Keno City is a small community in Yukon, Canada at the end of the Silver Trail highway. Population was 15 in 2006 (stats Canada census). Keno City was the site of a former silver-lead mining area proximal to Keno Hill. Keno City is 13 kilometres away from Elsa, Yukon, which is owned by Alexco Resource Corp who currently own and operate the various Ag-Pb-Zn deposits in the Keno Hill area. Rich silver and lead ore deposits were found on Keno Hill in 1919, and since then the population of the community has fluctuated in response to the mining activity in the area. When in 1989 United Keno Hill closed the mines, literally overnight, the people in the Keno area who decided to stay chose a more sustainable economy: tourism. They successfully marketed Keno City as the quiet, tranquil community. Keno City was named after the gambling game Keno popular in mining camps at the turn of the 20th century. A small placer mining operation is behind Keno City, indicating the present support for active disturbance of earth materials through mining in the vicinity of Keno City. Some people believe that fewer materials will be moved through the new Alexco proposal than have been moved by placer mining around Keno City. The issue, however, is not the amount of material being moved but the placing of an industrial facility (crusher/mill/tailings) close to a residential community.

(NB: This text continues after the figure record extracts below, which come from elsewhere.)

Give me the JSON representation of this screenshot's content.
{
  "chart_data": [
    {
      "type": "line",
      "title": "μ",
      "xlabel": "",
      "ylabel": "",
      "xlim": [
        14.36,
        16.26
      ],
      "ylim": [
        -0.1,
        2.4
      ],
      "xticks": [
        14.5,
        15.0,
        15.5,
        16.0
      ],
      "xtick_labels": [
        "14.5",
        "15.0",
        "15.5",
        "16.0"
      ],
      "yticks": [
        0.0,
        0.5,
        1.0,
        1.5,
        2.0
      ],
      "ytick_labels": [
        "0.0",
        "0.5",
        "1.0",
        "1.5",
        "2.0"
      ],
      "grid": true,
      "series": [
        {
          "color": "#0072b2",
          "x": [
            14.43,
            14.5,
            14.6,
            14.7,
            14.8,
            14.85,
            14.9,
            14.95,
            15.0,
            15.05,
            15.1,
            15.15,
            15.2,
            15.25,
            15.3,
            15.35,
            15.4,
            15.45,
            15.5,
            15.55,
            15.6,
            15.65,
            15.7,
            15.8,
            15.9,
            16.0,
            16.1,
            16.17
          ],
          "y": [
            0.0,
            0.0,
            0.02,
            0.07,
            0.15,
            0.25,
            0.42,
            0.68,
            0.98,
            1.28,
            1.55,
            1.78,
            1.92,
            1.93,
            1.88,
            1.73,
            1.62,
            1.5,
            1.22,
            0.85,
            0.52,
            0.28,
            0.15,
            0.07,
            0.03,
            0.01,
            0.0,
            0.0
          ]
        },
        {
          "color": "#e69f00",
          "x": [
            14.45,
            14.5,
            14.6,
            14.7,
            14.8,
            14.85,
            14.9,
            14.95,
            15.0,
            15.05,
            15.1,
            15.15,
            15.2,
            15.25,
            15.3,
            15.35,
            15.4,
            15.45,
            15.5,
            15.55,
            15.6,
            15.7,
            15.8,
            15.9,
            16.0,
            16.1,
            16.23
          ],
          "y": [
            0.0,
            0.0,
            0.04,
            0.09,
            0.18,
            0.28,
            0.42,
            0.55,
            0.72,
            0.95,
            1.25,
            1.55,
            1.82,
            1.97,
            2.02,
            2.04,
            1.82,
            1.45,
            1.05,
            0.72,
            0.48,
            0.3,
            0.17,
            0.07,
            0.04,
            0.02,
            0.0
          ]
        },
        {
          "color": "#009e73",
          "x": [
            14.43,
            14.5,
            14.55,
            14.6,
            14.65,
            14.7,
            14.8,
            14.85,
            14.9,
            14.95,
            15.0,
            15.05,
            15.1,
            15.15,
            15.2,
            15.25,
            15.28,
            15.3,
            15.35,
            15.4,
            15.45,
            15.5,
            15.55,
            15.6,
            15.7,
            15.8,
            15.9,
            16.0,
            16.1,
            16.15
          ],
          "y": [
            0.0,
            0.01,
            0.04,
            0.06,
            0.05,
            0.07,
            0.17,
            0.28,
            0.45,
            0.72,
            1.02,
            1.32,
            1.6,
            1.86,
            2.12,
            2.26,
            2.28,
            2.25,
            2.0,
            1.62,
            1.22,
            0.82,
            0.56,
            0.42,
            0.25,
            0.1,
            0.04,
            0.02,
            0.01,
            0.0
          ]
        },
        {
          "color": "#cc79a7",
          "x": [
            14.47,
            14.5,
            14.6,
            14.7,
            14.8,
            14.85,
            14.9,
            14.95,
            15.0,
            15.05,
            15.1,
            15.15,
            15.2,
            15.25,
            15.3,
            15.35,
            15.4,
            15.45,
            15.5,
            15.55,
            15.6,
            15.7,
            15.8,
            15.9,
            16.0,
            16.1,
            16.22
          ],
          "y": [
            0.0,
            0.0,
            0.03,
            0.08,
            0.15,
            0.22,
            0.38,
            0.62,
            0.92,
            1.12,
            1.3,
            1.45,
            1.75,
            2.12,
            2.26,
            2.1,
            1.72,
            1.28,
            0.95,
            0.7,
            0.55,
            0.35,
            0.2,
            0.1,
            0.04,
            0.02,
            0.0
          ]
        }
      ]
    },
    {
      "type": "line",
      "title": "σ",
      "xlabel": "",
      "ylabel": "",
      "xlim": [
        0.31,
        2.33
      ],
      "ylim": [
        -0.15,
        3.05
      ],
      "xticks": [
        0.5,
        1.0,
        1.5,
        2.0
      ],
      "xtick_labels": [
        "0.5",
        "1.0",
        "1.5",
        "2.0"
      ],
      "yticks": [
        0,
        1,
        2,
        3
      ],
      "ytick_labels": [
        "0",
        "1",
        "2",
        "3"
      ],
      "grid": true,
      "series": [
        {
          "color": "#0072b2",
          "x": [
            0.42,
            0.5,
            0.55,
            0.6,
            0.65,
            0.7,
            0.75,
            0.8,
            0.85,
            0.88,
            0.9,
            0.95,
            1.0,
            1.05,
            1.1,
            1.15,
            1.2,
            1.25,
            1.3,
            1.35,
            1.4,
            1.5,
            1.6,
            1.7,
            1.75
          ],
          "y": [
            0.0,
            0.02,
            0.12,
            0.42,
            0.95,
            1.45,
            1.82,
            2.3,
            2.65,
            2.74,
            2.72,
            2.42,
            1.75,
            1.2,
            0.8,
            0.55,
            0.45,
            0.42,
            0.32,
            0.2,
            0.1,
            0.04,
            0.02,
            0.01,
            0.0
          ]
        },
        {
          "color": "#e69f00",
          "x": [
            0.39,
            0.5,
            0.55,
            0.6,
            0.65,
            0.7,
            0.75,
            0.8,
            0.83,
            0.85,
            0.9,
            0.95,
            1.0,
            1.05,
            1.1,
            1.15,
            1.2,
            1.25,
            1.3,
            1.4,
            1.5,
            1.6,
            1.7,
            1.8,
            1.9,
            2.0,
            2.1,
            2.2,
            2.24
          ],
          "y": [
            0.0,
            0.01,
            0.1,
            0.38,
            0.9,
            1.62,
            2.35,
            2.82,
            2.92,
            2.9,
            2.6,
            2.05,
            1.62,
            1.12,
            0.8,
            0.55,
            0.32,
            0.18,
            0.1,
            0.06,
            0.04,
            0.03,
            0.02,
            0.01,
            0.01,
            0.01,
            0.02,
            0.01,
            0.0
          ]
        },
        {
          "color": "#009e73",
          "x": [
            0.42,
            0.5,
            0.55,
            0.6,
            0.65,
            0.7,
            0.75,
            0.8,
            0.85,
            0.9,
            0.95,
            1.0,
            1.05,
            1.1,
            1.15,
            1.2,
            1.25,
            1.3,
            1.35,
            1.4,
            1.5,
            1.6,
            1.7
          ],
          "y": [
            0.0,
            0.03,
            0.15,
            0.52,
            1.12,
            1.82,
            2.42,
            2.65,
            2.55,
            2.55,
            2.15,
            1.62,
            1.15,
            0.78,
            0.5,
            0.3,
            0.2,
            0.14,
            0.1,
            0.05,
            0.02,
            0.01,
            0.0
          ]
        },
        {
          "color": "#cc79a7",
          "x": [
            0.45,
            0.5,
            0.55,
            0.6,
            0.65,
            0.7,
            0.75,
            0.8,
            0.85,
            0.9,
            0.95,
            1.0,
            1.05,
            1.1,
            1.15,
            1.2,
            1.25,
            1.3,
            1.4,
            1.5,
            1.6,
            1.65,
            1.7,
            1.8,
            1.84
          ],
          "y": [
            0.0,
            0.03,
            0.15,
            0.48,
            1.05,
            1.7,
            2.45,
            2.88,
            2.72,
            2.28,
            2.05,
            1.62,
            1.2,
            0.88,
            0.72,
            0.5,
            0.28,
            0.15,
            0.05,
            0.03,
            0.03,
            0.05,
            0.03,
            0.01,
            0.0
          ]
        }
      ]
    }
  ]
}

Keno City has also developed some tourism-based businesses, and its attraction is the Keno Mining Museum with an extensive collection dedicated to the history of mining in Yukon from the early 1900s until the present. The signpost on the top of Keno Hill showing distances to places around the world.

Keno City is located at Mile 69.1 of the Silver Trail, Yukon Highway 11.

The British Yukon Navigation Company sternwheeler, SS Keno, is preserved in Dawson City and protected as a National Historic Site.

The 2004 Kim Barlow album Luckyburden is about Keno City. Two tracks are recorded live at the Keno City Snackbar.